A investigação analisou centenas de amostras de elefantes da savana e da floresta em 17 países e aponta que a fragmentação de habitats, causada por atividades humanas, está a criar pressões crescentes sobre a sustentabilidade genética de determinados grupos.
Do ponto de vista económico e de gestão de recursos naturais, o estudo destaca que a conectividade entre populações é um ativo biológico essencial para a resiliência da espécie.


Enquanto regiões do sul de África ainda permitem circulação livre e troca genética saudável, áreas como Etiópia, Eritreia e partes da África Ocidental enfrentam isolamento progressivo, com aumento de endogamia e redução da capacidade de adaptação.
Este enfraquecimento genético representa um risco direto para cadeias de valor ligadas ao turismo de vida selvagem e à economia verde, setores que dependem da estabilidade das populações de fauna.
A pesquisa identifica como principais fatores de fragmentação o crescimento populacional humano, a expansão agrícola e projetos de infraestrutura, que têm criado verdadeiras ilhas ecológicas no território africano.

Embora alguns casos de cruzamento entre elefantes da savana e da floresta tenham temporariamente reforçado a diversidade genética, os cientistas alertam que esta solução não substitui políticas estruturais de conservação.
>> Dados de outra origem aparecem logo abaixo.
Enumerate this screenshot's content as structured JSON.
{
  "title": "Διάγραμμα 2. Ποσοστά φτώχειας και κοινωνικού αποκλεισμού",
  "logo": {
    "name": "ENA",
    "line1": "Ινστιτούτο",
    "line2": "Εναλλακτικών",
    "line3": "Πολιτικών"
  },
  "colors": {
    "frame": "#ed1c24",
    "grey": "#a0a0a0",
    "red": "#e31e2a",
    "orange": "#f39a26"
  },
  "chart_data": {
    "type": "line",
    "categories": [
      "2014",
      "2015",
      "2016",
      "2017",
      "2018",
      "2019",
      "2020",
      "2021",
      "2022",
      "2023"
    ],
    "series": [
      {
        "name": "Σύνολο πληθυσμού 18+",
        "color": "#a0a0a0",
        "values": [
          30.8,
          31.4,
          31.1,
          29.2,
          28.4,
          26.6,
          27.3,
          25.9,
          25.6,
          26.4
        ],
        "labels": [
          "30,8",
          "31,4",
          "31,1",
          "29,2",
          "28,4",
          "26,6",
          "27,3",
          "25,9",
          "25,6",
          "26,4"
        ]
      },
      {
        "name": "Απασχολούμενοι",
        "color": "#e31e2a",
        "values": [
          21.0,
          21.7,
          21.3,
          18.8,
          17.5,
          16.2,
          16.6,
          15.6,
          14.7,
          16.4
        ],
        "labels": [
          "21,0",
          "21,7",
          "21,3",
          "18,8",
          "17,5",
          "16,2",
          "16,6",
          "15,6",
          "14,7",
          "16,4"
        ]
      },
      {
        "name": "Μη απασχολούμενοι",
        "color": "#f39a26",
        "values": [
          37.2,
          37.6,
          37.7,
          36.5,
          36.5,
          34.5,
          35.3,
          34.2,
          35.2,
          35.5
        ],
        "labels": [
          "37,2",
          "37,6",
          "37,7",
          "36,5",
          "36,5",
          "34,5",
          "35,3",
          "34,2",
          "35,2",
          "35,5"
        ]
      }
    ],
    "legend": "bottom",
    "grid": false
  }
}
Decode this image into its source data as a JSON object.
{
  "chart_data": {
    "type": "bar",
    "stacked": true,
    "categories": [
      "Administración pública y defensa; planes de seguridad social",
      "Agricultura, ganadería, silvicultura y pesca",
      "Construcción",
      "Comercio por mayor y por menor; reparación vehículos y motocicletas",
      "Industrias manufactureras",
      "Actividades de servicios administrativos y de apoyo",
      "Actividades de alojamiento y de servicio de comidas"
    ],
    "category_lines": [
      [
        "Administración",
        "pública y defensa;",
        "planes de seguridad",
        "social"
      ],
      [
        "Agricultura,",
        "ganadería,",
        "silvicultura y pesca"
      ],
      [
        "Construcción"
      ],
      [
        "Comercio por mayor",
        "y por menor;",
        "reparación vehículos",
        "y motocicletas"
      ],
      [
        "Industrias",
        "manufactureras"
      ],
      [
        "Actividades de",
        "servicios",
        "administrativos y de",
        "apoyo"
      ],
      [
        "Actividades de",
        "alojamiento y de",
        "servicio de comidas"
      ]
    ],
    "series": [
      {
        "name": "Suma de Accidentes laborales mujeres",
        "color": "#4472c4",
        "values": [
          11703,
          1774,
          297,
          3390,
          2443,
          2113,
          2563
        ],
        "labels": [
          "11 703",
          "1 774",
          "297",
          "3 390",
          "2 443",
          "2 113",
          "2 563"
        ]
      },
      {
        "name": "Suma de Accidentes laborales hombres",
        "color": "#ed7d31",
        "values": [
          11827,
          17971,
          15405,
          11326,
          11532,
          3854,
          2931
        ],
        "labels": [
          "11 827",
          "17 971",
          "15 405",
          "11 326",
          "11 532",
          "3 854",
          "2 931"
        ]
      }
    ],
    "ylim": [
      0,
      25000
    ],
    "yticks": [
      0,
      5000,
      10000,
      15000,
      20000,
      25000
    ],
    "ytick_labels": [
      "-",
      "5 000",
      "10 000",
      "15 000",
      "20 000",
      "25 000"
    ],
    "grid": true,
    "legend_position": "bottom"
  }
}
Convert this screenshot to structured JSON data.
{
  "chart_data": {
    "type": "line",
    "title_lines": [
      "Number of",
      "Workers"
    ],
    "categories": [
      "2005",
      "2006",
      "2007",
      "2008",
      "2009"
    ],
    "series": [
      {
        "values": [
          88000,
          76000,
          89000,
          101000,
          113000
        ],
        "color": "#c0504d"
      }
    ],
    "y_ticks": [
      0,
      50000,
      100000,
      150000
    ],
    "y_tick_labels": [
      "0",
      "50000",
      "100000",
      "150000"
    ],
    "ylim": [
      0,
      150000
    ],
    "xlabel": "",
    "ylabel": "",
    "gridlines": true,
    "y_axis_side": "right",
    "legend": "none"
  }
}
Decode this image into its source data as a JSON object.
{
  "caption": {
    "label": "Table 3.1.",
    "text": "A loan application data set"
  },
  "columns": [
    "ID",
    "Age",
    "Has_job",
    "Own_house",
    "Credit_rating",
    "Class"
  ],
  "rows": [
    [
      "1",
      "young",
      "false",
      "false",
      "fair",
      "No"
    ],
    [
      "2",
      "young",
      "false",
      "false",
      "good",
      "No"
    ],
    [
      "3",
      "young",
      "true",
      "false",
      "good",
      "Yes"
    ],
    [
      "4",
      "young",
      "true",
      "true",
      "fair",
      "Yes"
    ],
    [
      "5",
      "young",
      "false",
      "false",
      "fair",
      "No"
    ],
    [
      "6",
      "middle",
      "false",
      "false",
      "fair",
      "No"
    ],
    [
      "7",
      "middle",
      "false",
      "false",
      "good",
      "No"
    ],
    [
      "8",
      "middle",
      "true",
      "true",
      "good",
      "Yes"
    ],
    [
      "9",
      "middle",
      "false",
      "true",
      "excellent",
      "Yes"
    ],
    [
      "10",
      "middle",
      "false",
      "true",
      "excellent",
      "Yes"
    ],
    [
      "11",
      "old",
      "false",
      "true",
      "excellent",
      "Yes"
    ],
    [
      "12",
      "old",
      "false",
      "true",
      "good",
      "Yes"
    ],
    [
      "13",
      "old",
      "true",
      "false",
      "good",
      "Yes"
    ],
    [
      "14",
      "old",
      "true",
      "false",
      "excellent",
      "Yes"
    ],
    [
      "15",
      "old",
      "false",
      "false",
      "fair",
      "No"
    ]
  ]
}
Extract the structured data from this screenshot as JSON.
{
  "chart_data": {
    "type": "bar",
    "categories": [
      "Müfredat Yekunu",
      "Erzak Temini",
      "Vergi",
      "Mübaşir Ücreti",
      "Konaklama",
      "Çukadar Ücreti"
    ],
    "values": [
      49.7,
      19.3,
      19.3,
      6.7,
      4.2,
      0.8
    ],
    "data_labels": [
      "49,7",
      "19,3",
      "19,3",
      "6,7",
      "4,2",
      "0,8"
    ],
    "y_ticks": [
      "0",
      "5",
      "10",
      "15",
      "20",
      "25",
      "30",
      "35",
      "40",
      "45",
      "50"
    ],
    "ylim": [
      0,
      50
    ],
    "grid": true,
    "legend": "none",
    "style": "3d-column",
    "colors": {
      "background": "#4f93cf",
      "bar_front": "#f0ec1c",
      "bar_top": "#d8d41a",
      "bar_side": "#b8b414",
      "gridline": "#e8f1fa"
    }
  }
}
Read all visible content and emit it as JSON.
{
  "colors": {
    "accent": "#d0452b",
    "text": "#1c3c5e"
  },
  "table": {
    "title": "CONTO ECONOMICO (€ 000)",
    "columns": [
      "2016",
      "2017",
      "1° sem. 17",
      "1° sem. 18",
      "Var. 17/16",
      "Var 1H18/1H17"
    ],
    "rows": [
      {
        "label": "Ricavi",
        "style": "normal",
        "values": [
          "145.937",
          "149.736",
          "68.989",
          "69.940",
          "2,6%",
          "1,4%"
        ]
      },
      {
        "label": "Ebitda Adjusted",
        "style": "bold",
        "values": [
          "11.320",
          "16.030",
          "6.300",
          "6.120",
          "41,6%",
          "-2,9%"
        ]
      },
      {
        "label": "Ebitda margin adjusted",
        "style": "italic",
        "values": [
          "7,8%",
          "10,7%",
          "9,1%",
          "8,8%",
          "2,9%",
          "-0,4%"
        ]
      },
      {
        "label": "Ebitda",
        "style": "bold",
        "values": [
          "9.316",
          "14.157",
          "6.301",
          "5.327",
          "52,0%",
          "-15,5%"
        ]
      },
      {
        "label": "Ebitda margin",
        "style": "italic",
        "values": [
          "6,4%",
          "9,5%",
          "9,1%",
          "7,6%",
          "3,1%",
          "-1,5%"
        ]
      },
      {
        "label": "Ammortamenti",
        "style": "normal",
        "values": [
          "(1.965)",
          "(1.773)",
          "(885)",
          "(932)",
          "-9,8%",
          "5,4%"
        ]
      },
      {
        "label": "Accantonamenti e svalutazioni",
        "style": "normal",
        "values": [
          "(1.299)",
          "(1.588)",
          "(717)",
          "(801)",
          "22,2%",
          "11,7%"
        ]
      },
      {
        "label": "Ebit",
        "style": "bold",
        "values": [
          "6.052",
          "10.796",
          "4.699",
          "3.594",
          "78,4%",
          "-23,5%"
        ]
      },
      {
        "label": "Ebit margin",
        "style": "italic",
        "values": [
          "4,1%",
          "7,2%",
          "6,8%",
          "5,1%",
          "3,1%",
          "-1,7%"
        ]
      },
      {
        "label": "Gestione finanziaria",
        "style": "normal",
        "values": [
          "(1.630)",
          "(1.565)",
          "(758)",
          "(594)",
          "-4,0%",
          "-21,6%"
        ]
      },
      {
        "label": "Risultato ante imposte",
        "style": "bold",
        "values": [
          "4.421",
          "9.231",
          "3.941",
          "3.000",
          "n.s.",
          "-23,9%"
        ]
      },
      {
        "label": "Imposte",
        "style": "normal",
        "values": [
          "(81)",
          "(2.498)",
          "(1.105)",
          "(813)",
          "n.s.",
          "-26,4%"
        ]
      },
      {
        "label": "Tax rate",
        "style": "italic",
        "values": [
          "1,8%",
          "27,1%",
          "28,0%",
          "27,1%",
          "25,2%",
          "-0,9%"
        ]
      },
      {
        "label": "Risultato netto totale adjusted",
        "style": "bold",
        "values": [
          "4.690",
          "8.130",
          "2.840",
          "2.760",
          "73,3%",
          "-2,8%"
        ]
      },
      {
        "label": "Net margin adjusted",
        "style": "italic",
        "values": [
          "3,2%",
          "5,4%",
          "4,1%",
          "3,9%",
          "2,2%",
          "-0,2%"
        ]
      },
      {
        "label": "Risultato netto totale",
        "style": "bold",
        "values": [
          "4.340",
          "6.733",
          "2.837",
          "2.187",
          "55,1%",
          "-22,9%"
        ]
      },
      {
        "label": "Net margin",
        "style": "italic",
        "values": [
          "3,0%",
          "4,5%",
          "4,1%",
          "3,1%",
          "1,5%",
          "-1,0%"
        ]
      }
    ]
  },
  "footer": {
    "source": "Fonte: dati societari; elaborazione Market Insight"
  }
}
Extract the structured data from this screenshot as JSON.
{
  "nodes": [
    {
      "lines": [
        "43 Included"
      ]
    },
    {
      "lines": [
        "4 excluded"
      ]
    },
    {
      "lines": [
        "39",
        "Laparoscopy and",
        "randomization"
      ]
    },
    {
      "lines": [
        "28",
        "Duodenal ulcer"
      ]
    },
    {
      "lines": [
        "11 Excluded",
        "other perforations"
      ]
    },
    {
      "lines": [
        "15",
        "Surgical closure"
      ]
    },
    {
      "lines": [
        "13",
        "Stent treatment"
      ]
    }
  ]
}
Nesse contexto, a implementação de corredores ecológicos surge como medida estratégica para restaurar fluxos naturais e reduzir riscos biológicos de longo prazo.
No conjunto, o estudo reforça a visão de que a biodiversidade deve ser tratada como capital económico estratégico, com impacto direto na sustentabilidade dos ecossistemas e no desenvolvimento de setores como turismo, conservação e economia ambiental.
A proteção dos elefantes deixa assim de ser apenas uma questão ecológica e passa a integrar a agenda de estabilidade económica e valorização do capital natural africano.